This story was updated March 26, 2018, at 10:49 p.m.
NASHVILLE — The Tennessee Senate Monday evening voted overwhelmingly for Gov. Bill Haslam's legislation that restructures the University of Tennessee governing board of trustees, slashes its size from 27 to 11 members and creates "advisory" boards for each of the system's four campuses.
The 27-3 vote came after spirited debate from critics over Haslam's purposes, whether individual campuses such as UT-Chattanooga will have representation in the system and the impact his UT FOCUS Act will have in years to come.
"I just feel like this is such a major change and the University of Tennessee had a perfect audit," said Sen. Janice Bowling, R-Tullahoma, who went on to allude to actions primarily at UT-Koxville that have inflamed the socially conservative GOP-controlled General Assembly in recent years. "I know we've disagreed with some of the decisions coming out of UT recently."
Haslam, a Republican who leaves office next year, says the current board, most if not all of whose members he's personally appointed, is too unwieldly with varying degrees of participation.

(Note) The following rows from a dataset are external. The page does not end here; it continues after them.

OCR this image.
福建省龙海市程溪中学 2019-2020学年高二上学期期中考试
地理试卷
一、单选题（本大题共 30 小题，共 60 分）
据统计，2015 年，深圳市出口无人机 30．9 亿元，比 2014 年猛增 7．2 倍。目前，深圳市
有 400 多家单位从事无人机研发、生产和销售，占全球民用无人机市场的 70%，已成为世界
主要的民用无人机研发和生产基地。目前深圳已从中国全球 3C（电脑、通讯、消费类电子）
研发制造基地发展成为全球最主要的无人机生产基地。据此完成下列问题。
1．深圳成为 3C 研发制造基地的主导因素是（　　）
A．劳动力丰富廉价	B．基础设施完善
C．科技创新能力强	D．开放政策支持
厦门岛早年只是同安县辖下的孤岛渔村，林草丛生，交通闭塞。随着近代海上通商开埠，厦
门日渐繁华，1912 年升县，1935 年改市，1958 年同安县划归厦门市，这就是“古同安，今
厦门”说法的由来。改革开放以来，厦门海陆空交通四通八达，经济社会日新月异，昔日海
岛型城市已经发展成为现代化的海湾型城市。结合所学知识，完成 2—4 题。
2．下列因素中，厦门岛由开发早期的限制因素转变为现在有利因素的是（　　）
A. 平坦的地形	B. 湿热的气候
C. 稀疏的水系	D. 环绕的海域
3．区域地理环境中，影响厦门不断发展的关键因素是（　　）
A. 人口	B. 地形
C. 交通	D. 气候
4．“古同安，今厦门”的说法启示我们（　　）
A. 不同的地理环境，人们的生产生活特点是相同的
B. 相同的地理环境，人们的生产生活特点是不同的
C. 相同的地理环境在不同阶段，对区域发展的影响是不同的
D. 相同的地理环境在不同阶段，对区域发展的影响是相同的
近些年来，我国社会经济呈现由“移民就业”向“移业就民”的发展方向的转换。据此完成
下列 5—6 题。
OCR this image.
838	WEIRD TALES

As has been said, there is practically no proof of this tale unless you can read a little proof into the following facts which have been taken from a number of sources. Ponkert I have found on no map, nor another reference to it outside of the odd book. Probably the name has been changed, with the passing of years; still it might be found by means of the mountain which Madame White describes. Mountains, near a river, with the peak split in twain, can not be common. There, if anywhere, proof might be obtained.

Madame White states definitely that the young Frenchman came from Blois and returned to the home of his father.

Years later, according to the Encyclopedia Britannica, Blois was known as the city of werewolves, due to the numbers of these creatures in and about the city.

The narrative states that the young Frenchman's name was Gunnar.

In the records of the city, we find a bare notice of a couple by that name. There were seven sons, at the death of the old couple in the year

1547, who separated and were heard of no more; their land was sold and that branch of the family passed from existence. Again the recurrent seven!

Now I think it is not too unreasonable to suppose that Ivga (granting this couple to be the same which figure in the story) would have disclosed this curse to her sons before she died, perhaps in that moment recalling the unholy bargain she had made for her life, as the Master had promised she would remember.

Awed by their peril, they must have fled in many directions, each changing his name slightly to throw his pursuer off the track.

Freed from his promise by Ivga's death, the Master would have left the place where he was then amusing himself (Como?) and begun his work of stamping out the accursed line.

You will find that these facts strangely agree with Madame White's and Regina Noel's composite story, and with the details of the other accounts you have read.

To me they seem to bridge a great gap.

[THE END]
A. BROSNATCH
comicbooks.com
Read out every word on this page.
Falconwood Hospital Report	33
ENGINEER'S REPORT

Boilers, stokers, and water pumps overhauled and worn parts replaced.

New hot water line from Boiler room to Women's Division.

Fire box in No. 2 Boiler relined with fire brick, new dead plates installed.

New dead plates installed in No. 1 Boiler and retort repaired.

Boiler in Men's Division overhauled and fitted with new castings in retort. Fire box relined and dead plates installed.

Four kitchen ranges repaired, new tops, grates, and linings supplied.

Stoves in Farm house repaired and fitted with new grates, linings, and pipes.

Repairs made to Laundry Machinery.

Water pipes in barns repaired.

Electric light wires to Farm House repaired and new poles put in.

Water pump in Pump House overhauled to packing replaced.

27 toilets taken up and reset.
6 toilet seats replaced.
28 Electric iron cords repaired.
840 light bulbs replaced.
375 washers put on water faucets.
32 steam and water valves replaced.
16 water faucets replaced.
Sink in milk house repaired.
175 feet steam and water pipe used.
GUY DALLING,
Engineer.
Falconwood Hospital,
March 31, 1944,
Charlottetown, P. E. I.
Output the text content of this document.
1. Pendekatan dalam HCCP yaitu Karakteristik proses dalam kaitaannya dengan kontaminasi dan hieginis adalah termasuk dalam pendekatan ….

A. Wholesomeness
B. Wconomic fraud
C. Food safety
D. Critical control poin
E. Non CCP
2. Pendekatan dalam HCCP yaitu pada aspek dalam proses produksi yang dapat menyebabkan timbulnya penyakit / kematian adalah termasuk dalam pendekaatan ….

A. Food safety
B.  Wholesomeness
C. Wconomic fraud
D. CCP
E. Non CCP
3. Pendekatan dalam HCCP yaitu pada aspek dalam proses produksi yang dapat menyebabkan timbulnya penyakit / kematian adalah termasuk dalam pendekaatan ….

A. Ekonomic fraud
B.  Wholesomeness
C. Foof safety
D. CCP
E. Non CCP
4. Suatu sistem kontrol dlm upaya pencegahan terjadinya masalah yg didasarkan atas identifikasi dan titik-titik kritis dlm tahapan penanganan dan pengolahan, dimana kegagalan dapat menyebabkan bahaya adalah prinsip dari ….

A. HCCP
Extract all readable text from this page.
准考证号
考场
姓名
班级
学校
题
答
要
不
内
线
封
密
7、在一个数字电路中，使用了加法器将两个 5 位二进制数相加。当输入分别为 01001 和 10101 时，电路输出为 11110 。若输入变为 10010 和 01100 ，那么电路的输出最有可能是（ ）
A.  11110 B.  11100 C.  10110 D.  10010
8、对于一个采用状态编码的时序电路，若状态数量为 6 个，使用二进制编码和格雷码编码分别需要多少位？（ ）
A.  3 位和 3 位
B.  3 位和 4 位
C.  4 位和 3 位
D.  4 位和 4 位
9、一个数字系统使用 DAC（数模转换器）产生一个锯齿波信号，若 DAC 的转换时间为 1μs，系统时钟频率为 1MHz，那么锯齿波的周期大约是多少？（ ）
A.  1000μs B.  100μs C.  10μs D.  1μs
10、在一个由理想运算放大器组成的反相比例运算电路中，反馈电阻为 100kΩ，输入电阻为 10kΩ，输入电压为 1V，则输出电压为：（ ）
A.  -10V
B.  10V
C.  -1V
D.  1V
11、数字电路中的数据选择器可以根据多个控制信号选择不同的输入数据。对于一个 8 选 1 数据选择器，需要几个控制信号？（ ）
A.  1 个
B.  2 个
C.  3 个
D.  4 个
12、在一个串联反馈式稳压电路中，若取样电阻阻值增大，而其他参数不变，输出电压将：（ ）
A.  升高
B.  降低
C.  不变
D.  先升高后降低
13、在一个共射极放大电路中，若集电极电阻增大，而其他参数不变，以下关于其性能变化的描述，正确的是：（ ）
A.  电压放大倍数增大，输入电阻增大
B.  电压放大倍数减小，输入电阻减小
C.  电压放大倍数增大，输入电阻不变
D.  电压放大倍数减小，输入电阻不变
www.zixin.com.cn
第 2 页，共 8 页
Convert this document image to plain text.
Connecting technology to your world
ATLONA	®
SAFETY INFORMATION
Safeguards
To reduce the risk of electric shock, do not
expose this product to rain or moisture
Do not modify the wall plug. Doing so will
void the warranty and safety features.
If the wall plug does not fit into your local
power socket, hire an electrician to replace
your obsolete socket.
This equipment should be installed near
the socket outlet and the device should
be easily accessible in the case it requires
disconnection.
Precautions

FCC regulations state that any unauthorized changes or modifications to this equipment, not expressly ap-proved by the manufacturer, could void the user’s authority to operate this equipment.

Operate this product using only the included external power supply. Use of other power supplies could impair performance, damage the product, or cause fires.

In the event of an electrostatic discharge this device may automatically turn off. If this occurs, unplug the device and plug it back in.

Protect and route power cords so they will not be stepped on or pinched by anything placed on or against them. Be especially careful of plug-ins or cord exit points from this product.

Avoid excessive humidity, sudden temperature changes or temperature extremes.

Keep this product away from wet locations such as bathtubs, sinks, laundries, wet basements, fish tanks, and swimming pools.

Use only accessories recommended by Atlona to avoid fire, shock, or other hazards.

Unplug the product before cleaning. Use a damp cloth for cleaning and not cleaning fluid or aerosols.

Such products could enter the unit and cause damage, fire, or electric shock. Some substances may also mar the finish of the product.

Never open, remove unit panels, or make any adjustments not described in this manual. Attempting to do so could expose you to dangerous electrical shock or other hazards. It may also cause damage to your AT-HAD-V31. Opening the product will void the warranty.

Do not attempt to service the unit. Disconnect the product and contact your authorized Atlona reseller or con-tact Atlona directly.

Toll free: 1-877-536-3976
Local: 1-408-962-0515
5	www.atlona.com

The bill slashes the number of trustees from 27 to 11, removing the governor and two of his commissioners, and it eliminates language from current law that specially designates appointments by congressional district and counties where there is a UT campus.
Now, a governor will "strive" to appoint someone from the local area or a graduate of a university campus. Haslam's bill also removes the voting student and faculty member from the UT system board.
The governor argues they will get representation on the seven-member "advisory boards" he is creating for each campus. The advisory panels will work with individual chancellors in areas such as annual budgets and student tuition and fee increases.
The campus boards are strictly advisory and their recommendations don't have to be followed by the UT system board.facebook
A number of former UT officials, student leaders and one-time heads of the UT Alumni Association fought the legislation. They said while they didn't object to reducing the UT system board, they thought it was necessary to ensure local representation, and some fretted that the campus advisory boards could eventually lead to a breakup of the UT system itself.
"We're about to make a pretty gigantic change to the governance of this organization," said Senate Democratic Caucus Chairman Jeff Yarbro of Nashville, who went on to question the "urgency" of acting now and asked "is there a crisis?"
Haslam has said his rationale for the legislation is his so-far successful breakup of the Tennessee Board of Regents. Lawmakers in 2016 approved his legislation splitting the system's five universities from the system, which now just oversees community and technical colleges, and giving each university its own board.
The University of Memphis and business leaders there, several of them close friends with the governor, had lobbied for years to give Memphis stand-alone status.
Sen. Frank Niceley, R-Strawberry Plain, a UT critic, likened the bill to "washing a worn-out pickup truck" in terms of "making it better" and voiced doubts that it will work.
"I hope this helps because they need help," Niceley said of the UT board. "It's something all the time over there but I doubt it will change a thing."
The bill, which will be considered by the House on Thursday, continues to give the governor appointment powers over the main UT system board. But the appointments would have to be approved by affirmative votes by the House as well as the Senate.
It calls for the governor to make staggered appointments of two, four and six years for the reconstituted system board. That's to give the next governor the ability to appoint some members during his or her first term.
Yarbro noted that it could allow the new board to name Haslam as the university system's new chancellor. Haslam, a billionaire, has laughed off such questions in the past, saying he has no interest.
The bill is being rushed through in order to give Haslam the ability to make the appointments before legislators conclude their annual session next month.